Winter travel is always tricky. As much as you want to escape somewhere sunny or need to get from point A to B, Mother Nature doesn’t always make the journey an easy one. Snow, sleet and ice, or a messy mix of all three, can toss wrench after wrench into travel plans and cause frustratingly long delays. If you’re planning to travel this winter and want to make the process as painless as possible, here are a few things to consider before you book your flight (which you found on Cheapflights.com, of course) and while you’re en route.
Fly in the morning
More often than not, if there’s going to be a delay it will be later in the day or into the evening when there are typically more flights out and the tarmac can get busy. By booking your flight in the morning you may minimize your chances of getting stuck.
Build in extra time
During the winter, giving yourself more time than you think you need is essential. You never know what’s around the next corner weather-wise, so having a built-in buffer can prove to be the difference between a flight missed and a flight successfully boarded.
Try to get a direct flight
Booking a direct flight isn’t always possible depending on where you’re going and when, but being able to avoid a layover can be a huge blessing during the winter. Because, let’s face it, if you’re headed to a beach destination where there’s zero chance of snow, a connection could land you in Chicago, where you may very well see a storm. So, if it works for your budget, see about doing what you can to fly direct.
Connect in hubs less likely to see weather delays
If you can’t avoid a connection, do your best to ensure your layover is in a city that won’t likely be hit with an ice storm, like Phoenix, Ariz., or Charlotte, N.C., for example. Avoiding the northeast hubs for winter travel connections will drastically improve your chances of getting to your destination (ideally, a warm one) on time.Search for flights to Phoenix
Stay ahead of the weather
Waiting until a storm hits to start making your contingency plans means you’re trying to make those plans alongside countless other disgruntled, displaced passengers. But, by checking the weather early and often you have a better chance of staying ahead of any weather systems that have the potential to derail your plans. The sooner you know a mega storm is brewing and likely to cause delays, the sooner you can get rebooked on an alternate flight. Download a weather app and follow your airline on social media (checking often) to keep abreast of any potential issues.

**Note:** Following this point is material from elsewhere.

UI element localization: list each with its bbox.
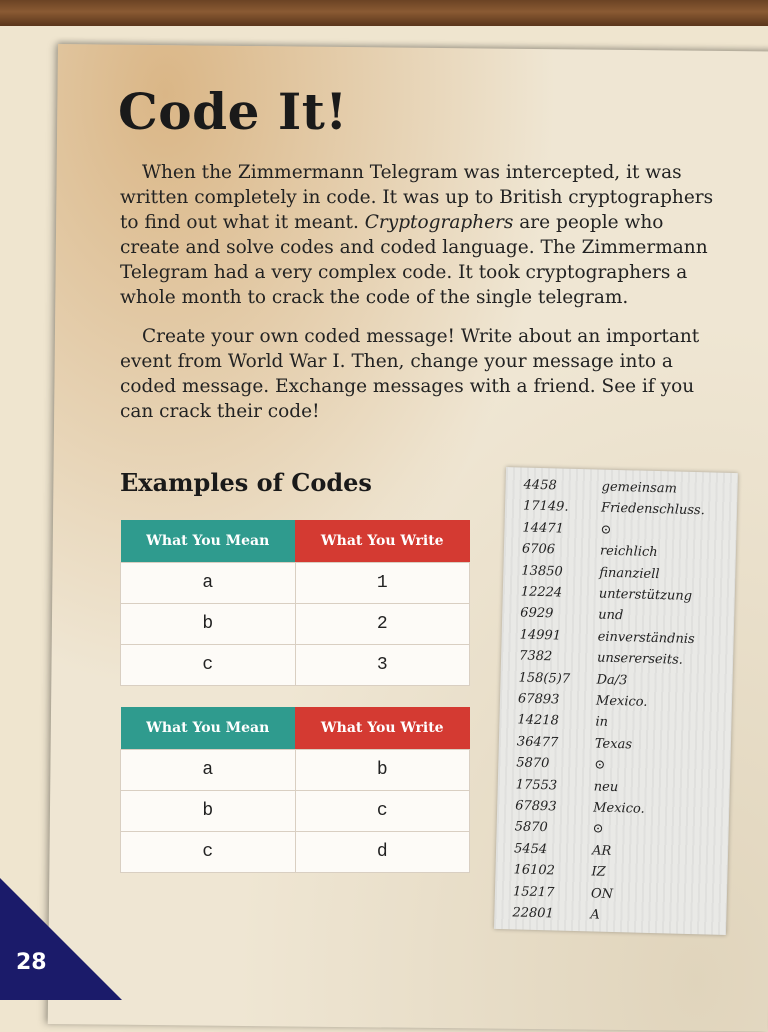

Book just-in-case hotel rooms for unexpected delays
Know you’ll be connecting in a city that’s notorious for bad weather? You can save yourself a headache and avoid cramming yourself into an airport seat to get some shuteye by booking a hotel room as a contingency plan. Most hotels don’t charge your card until you actually check in, so you could book a room at an airport hotel as a just-in-case precaution. Hey, it beats sleeping in the airport during a delay, and it beats fighting other tired travelers for hotel space. (But, be sure to check the hotel’s cancellation policy so you can cancel your room if it’s not needed without incurring a charge.)
Splurge on a lounge pass
If you’re dealing with a delay and you know you’re going to be stuck at the airport for hours, stave off as much stress as you can by hightailing it to an airport lounge. That way you’ll have comfortable seats, reliable Wi-Fi, snacks and drinks and, in many cases, hot food and showers. Staying as calm as possible during weather delays is key to sailing through relatively unscathed. Staying out of the crowded main terminal can help.
Be as informed as possible
Leading up to your flight, if it looks like there’s a good chance delay-causing weather is coming, start getting your ducks in a row by arming yourself with information you can use to improve your situation should things go awry. This means knowing which airports are the least likely to be affected by inclement weather in case you need to be rerouted. A site like FlightStats.com can be useful and allows you to search global cancellations and delays for the day ahead (as well as up to 30 days previous). By searching for airports that are unaffected by delays, you can have at least some control over the situation and request to be rerouted to an airport that isn’t dealing with weather-related issues, then to your final stop from there.